Frohbotschaft im Bild. Während sie im keltischgermanischen Bereich diesseitsabgewandter ist, spricht in karolingischer und ottonischer Zeit aus ihr klar die Vorstellung des Gottesstaates auf Erden: die Epiphanie wird nicht als historisches Ereignis verstanden, sondern als lebendige Gegenwart, so wie die Kirche der fortlebende Christus ist, Mystici Corporis Christi. (Die Kirche erscheint im Bild als das himmlische Jerusalem.)

Eine besondere Botschaft der Buchmalerei an unsere Zeit sieht Lothar Schreyer in ihrer Bildkomposition. Die Kompositionslehre, die sich in ihr ausspricht, ist die gleiche, die in allen schöpferischen Perioden der Kunst maßgebend war, die in Romanik, Gotik, Barock lebt und von der modernen Kunst wiederentdeckt wurde.

Ihre letzte Botschaft aber ist, daß die Betrachtung' der Bilder münden kann in der Ünio mystica, in der vereinigenden Betrachtung. Das Bild ist ein von der Gnade gegebenes Mittel, die Seele zu Gott zu erheben. Es ist Bild vom ewigen Bilde. Die geheimen Entsprechungen zwischen dem im Bilde Sichtbaren und dem unsichtbaren Gott werden in einem zeitlosen Augenblick lebendig, Gott empfängt die bereitete Seele in mystischer Liebesvereinigung. *

Der Verlag Friedrich Wittig hat die große und schöne Aufgabe übernommen, Mittler dieser unversiegbaren Botschaft der alten Buchmalerei in unserer Zeit zu sein. Pater Dr. Frowin Oslender, Mönch in Maria-Laach, hat, was seine Glaubensbrüder vor mehr als einem Jahrtausend malten, in verschiedenen Bibliotheken Europas, an den Aufbewahrungsstätten der erhaltenen Handschriften, bei Tageslicht aufgenommen. Thematisch oder nach Stilgruppen geordnet, werden sie nun von Friedrich Wittig in Hamburg in kleinen, in sich abgeschlossenen, vornehm gestalteten Ausgaben publiziert (Preis eines Bandes 4.80 DM). Auf eine Einleitung von 16 Seiten Umfang, die jeweils von einem hervorragenden deutschen Publizisten, Dichter oder Geistlichen (nennen wir nur Walter Dirks, Albrecht Goes, Frowin Oslender) geschrieben wurde, folgen zwölf ausgewählte Tafeln, denen ein erklärender Text gegenübersteht.

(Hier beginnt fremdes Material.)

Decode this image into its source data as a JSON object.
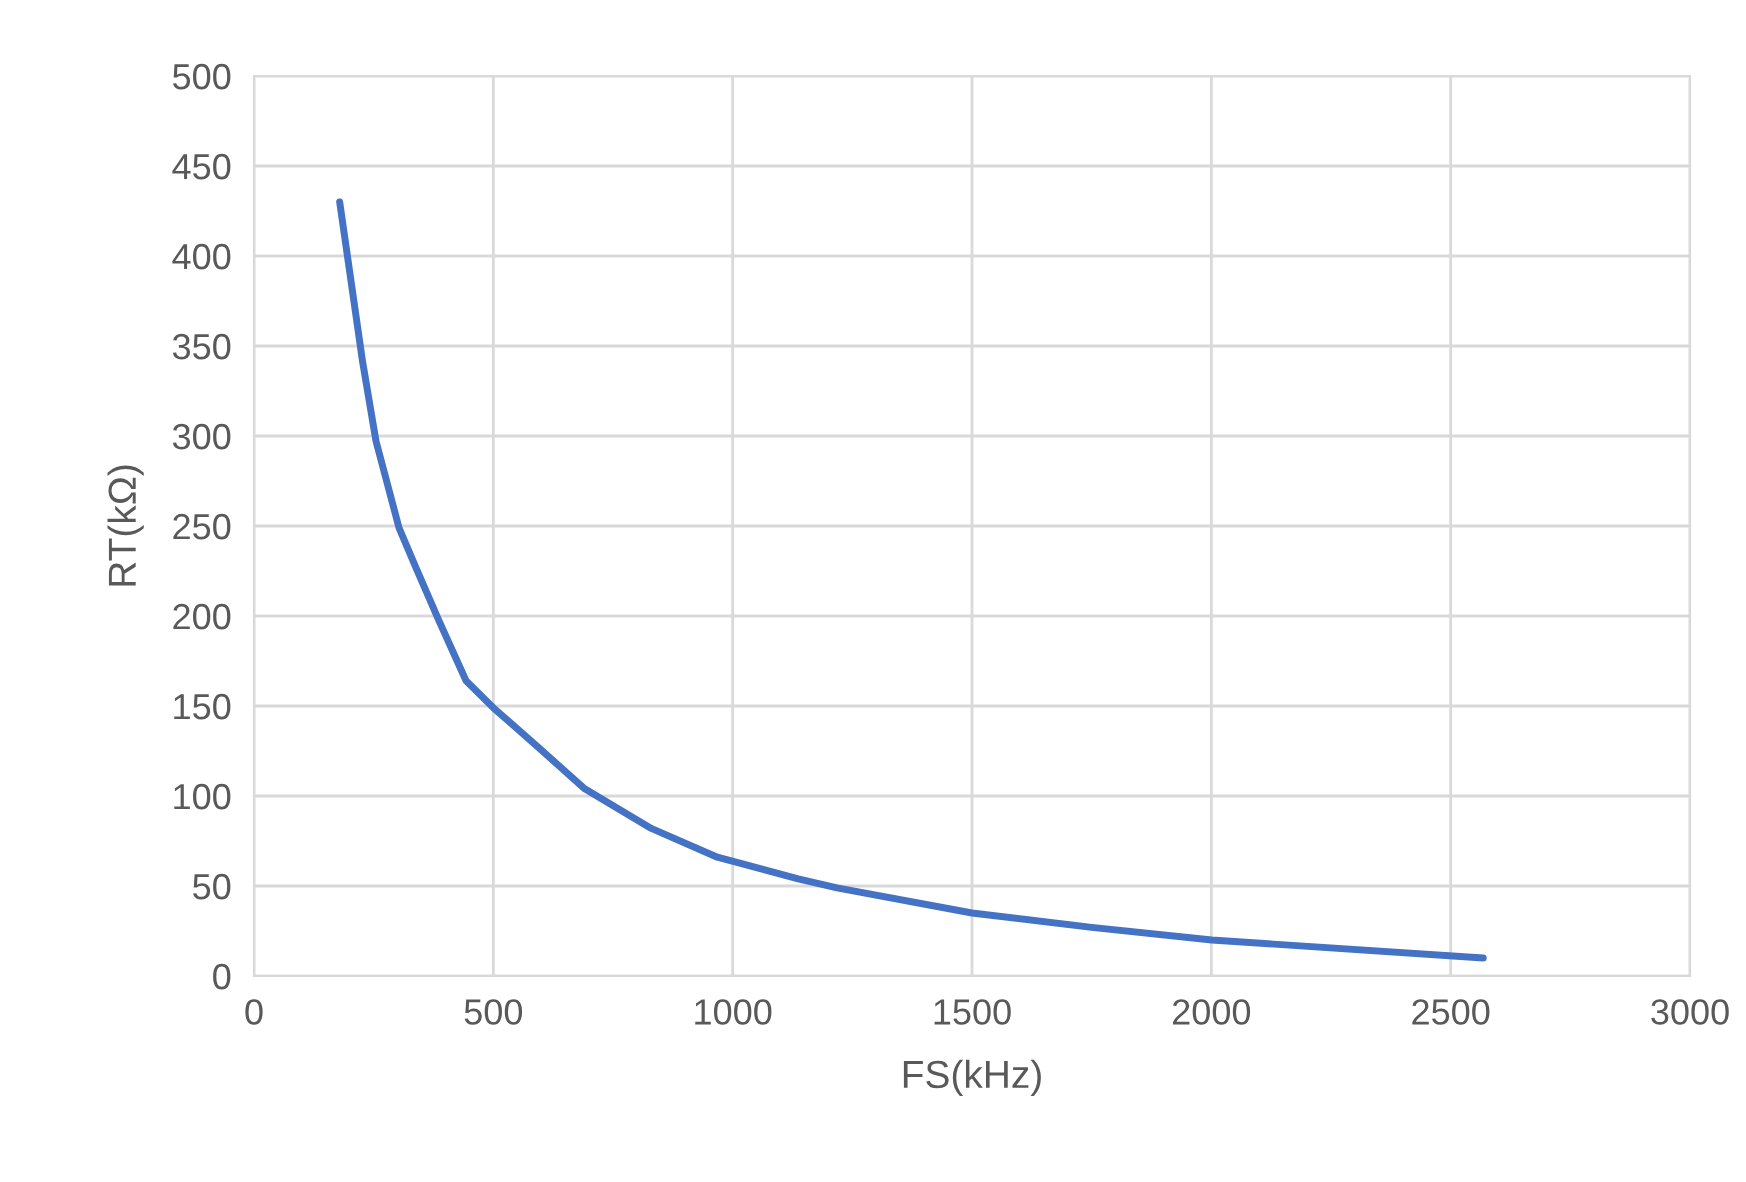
{
  "chart_data": {
    "type": "line",
    "xlabel": "FS(kHz)",
    "ylabel": "RT(kΩ)",
    "xlim": [
      0,
      3000
    ],
    "xticks": [
      0,
      500,
      1000,
      1500,
      2000,
      2500,
      3000
    ],
    "ylim": [
      0,
      500
    ],
    "yticks": [
      0,
      50,
      100,
      150,
      200,
      250,
      300,
      350,
      400,
      450,
      500
    ],
    "grid": true,
    "legend": false,
    "marker": "none",
    "line_style": "solid",
    "series": [
      {
        "color": "#4472c4",
        "x": [
          179,
          227,
          255,
          303,
          338,
          387,
          443,
          500,
          594,
          691,
          830,
          968,
          1137,
          1218,
          1500,
          1750,
          2001,
          2568
        ],
        "values": [
          430,
          341,
          297,
          249,
          227,
          197,
          164,
          149,
          127,
          104,
          82,
          66,
          54,
          49,
          35,
          27,
          20,
          10
        ]
      }
    ]
  }
}
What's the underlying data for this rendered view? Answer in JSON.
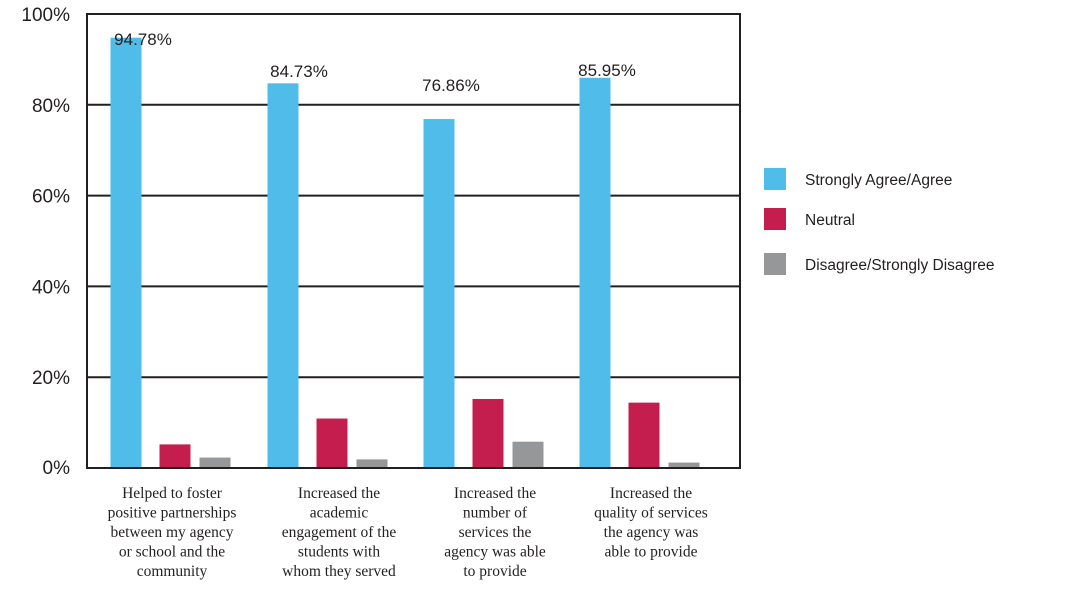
{
  "chart_data": {
    "type": "bar",
    "categories": [
      [
        "Helped to foster",
        "positive partnerships",
        "between my agency",
        "or school and the",
        "community"
      ],
      [
        "Increased the",
        "academic",
        "engagement of the",
        "students with",
        "whom they served"
      ],
      [
        "Increased the",
        "number of",
        "services the",
        "agency was able",
        "to provide"
      ],
      [
        "Increased the",
        "quality of services",
        "the agency was",
        "able to provide"
      ]
    ],
    "series": [
      {
        "name": "Strongly Agree/Agree",
        "color": "#4fbce9",
        "values": [
          94.78,
          84.73,
          76.86,
          85.95
        ]
      },
      {
        "name": "Neutral",
        "color": "#c41e4e",
        "values": [
          5.2,
          10.9,
          15.2,
          14.4
        ]
      },
      {
        "name": "Disagree/Strongly Disagree",
        "color": "#969799",
        "values": [
          2.3,
          1.9,
          5.8,
          1.2
        ]
      }
    ],
    "data_labels": [
      "94.78%",
      "84.73%",
      "76.86%",
      "85.95%"
    ],
    "y_ticks": [
      {
        "value": 0,
        "label": "0%"
      },
      {
        "value": 20,
        "label": "20%"
      },
      {
        "value": 40,
        "label": "40%"
      },
      {
        "value": 60,
        "label": "60%"
      },
      {
        "value": 80,
        "label": "80%"
      },
      {
        "value": 100,
        "label": "100%"
      }
    ],
    "ylim": [
      0,
      100
    ],
    "grid": true,
    "legend_position": "right"
  }
}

Besonders möchten wir auf die von Paul Wilhelm Wenger ausgesuchten „Irischen Miniaturen“ und den von Wilhelm Stählin einbegleiteten Zyklus „Ostern“ verweisen. Andere Themen sind: Christi Passion, Das Antlitz Christi, Die Offenbarung des Johannes.

Man nehme eines der Bändchen zur Hand! Der reine gläubige Geist, der die Künstler beseelte, als sie die Bilder malten, wird uns unmittelbar ergreifen,.